Saturday, August 25, 2012

White Space

I visited my blog today for the first time in over eighteen months.

A blogger I am not.  And I writer, I will never pretend to be.

But I journaler, I am.

While the past eighteen months have quiet blog months, almost three whole journals have been filled with my ramblings.  Ranting.  Raving.  Thinking.  Dreaming.  Questioning.  Digging.  Musing.  Meandering. 

That’s a lot of writing. 

But the past fifty-four days have been a writing frenzy . . . I’ve devoured a whole journal. 

Excavating.

Excavating the soul.

Excavating MY soul.

"Isn't it funny how day by day nothing changes but when you look back everything is different . . . " ~ C. S. Lewis

I came across this quote yesterday.

I liked it. 

But the more I thought about it, the more I realized why I liked it.  It is the essence of my last two months.

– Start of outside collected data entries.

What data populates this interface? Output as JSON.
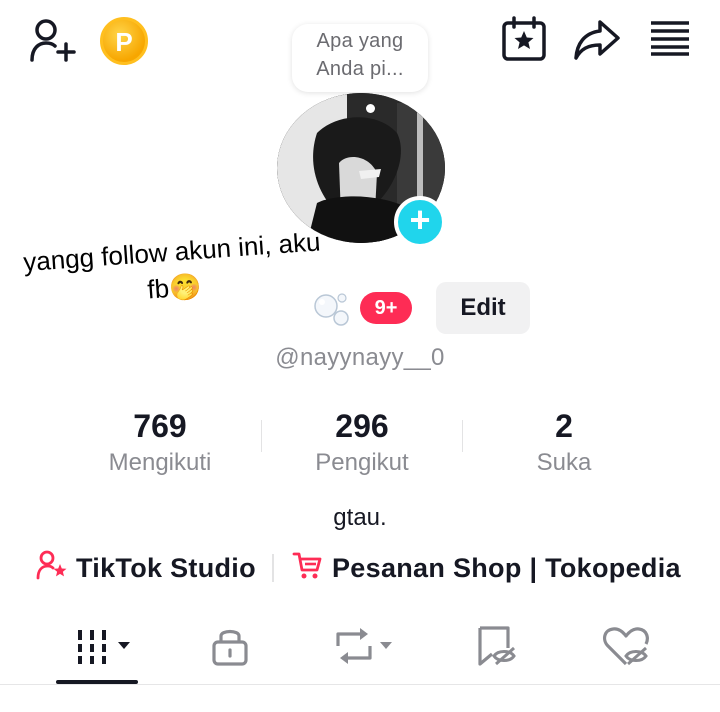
{
  "header": {
    "coin_letter": "P",
    "icons": [
      "add-friend-icon",
      "coin-icon",
      "calendar-star-icon",
      "share-icon",
      "menu-icon"
    ]
  },
  "note": {
    "line1": "Apa yang",
    "line2": "Anda pi..."
  },
  "overlay_text": {
    "line1": "yangg follow akun ini, aku",
    "line2": "fb🤭"
  },
  "profile": {
    "notification_badge": "9+",
    "edit_label": "Edit",
    "username": "@nayynayy__0",
    "bio": "gtau."
  },
  "stats": [
    {
      "value": "769",
      "label": "Mengikuti"
    },
    {
      "value": "296",
      "label": "Pengikut"
    },
    {
      "value": "2",
      "label": "Suka"
    }
  ],
  "links": {
    "studio": "TikTok Studio",
    "shop": "Pesanan Shop | Tokopedia"
  },
  "tabs": [
    "videos-grid-icon",
    "lock-icon",
    "repost-icon",
    "saved-icon",
    "liked-icon"
  ],
  "colors": {
    "accent": "#fe2c55",
    "avatar_plus": "#20d5ec",
    "coin": "#f7a600",
    "muted_text": "#8a8b91"
  }
}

Recently, I decided that I needed to get serious about cleaning out stuff that P and I have accumulated during the past twenty-one years of being a family. 

At no time in my life have Lewis’ words rang more true for me: 

. . . finding a love note from my three year old daughter and looking up to see her ten-year-old self. 

. . . unfolding a letter from my sweet cousin and realizing that she’s been dead for twenty-five years. 

. . . opening a box full of my kindergartener’s papers and knowing that in 10 short months she will be a high school graduate. 

. . . uncovering my husband’s first pay stub as a salaried employee, remembering how much money we thought that was, and then wondering how on earth we managed on that small sum.

I didn’t realize I would be walking through so many long-forgotten memories. 

It’s been emotional.

It’s been hard.

But it’s been good. 

Cathartic.

While I didn’t read every page of my journals and family calendars of the past many years, I did flip though them and made an important discovery. 

Overwhelm and overscheduling is a recurring theme.

The consequences, numerous and painful to admit:

. . . distracted conversations and unkind words.

. . . too few meals around the dinner table.

. . . joys becoming burdens.

I’m out to change that. 

I’m on a quest for white space . . . space and time to fully engage in what life has to offer. 

It means saying “no” to a lot of good things. 

It means not filling my calendar up months in advance. 

It means becoming comfortable with staying put.